Using a “migrant-centred approach,” this volume addresses the question of “what does ‘return’ mean to migrants?” (9). While the notion of “home” is not problematized explicitly as an objective of this project, the data contained in this volume speak loudly of the migrants’ expressed contested understanding of what constitutes “home” and the rejection of the idea that home always refers to a primordial cultural and territorial destination. The younger Nikkei-Brazilian’s idea of “onward migration” mentioned by von Baeyer (37) is a prime example of this discourse and understanding. In all, this edited volume is built on the social analysis of transmigration practices and/or discourses in eight studies involving anthropologists (Baas, Koh, von Baeyer), sociologists/urban studies/feminist studies (Anwar, Bhatt, Nititham), and historians (Kaibara, Nguyen). The disciplinary diversity nicely complements the regional diversity covered by these studies: Japanese-Brazilians in Japan and Brazil (von Baeyer), Indian students in Australia (Baas), Indian IT returnees and their family from Seattle (Bhatt), Filipina dependent students in Ireland (Nititham), Japanese-Americans in the U.S. in early twentieth century (Kaibara), second generation overseas Vietnamese returnees in Ho Chi Minh city (Koh), Vietnamese students in France in the early twentieth century (Nguyen), and Burmese-Rohingya refugees and Bangladeshi illegal migrants in Pakistan (Anwar). With the exception of the three historical chapters by Kaibara, Koh and Nguyen, all the other chapters deal with contemporary situations and conditions.
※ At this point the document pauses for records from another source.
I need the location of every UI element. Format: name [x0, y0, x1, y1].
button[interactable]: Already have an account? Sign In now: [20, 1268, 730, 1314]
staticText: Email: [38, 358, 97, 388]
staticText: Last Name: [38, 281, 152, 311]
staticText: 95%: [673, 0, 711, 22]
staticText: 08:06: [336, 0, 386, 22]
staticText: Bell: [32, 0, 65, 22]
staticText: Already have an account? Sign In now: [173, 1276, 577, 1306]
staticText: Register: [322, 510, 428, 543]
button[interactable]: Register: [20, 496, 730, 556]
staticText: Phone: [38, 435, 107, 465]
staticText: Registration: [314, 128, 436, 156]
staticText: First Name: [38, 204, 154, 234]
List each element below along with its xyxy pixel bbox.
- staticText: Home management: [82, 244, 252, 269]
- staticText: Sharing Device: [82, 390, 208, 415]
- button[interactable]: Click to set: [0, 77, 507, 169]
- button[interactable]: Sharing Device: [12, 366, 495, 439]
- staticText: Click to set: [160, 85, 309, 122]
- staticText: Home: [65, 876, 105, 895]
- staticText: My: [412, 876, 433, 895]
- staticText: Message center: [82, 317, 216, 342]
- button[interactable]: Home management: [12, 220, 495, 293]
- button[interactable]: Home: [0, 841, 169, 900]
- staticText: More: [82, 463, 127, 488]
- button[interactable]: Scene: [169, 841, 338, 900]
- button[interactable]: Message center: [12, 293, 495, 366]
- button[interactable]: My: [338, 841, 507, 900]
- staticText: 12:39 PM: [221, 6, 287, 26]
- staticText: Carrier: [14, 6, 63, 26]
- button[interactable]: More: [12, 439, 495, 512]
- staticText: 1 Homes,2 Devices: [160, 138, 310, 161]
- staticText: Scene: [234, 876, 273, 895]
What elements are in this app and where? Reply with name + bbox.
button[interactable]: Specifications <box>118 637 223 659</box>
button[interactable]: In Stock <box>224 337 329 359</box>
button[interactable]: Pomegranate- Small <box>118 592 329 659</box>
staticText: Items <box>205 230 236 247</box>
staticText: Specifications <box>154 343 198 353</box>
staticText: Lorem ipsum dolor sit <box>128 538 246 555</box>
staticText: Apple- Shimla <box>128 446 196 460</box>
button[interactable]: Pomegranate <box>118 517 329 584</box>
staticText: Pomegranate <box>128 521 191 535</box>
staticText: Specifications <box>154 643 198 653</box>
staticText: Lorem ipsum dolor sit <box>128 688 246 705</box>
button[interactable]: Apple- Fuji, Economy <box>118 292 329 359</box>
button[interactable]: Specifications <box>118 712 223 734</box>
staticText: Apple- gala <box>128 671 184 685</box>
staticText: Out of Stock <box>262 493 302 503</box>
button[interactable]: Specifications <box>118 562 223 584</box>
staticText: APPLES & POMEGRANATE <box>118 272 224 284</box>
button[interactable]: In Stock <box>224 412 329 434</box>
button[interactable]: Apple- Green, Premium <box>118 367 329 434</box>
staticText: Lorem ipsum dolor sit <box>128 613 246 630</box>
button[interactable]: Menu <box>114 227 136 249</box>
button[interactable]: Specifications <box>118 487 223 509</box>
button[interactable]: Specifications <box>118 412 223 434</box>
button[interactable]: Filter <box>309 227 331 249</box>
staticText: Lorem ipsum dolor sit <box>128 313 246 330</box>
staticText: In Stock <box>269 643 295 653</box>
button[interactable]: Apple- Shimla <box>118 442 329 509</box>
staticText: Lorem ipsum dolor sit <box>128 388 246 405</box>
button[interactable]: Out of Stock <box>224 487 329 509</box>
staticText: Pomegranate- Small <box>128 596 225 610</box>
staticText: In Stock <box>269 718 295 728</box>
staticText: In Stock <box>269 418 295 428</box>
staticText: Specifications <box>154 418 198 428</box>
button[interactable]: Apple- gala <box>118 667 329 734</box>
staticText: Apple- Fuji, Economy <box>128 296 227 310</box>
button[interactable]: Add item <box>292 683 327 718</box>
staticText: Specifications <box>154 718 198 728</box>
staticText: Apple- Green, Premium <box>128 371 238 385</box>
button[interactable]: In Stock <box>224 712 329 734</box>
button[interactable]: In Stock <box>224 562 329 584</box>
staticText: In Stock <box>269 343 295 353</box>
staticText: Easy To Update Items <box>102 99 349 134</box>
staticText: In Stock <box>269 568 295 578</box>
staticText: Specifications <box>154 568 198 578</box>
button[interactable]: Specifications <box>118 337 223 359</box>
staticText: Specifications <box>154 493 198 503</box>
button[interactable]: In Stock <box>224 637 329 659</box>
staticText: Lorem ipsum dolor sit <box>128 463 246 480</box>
A strength of this volume is the uniformly excellent job by each author in providing a full context of the many structural/historical legacies and conditions, social-cultural specificities, and other legacies that affect and are affected by the meanings and imaginings about mobility that is the subject focus. This holistic approach is indeed an important contribution of this book, because as Baas rightly points out, the notion of “return is imbued with meaning that goes well beyond what statistical models, structural approaches, or even a focus on the complexity of network can lay bare” (18). Human actions are always rooted in meanings and logics embedded in social and cultural contexts; our behaviour is an outcome of social construction that cannot be fully understood outside the personal and subjective. Yet it is imperative to avoid reducing our research focus and observation down to a single individual or a few individuals, thus removing our capability to answer broader questions about the human experience and the conditions of our existence. It is thus with a great deal of discomfort to note that several authors in this edited book referred to an extremely small sample of case studies for the evidence in their analysis: one Indian student out of a total of 120,490 in Australia (Baas, 42, 54), two young Filipina dependent students out of 20,000 in Ireland (Nitiham, 76), and four Indian female returnees from the United States in Bangalore among the many thousands of returnees in the IT sector in India (Bhatt, 60–61). While Bhatt and Nitiham mention that they spoke with many more people than the few case studies they included in their chapter, and I assume that Baas also had a larger number of case studies to draw from, it is still a concern that they chose to include only a very small number of case studies in their contribution to this volume. I thus recommend this book to any reader interested in the broader issue of transmigration with an emphasis on Asians and Asia, but readers are cautioned that some of the analyses presented in this volume should be considered exploratory in nature due to their limited body of evidence, and thus any conclusive statements or observations made in these chapters should best be viewed as tentative and preliminary.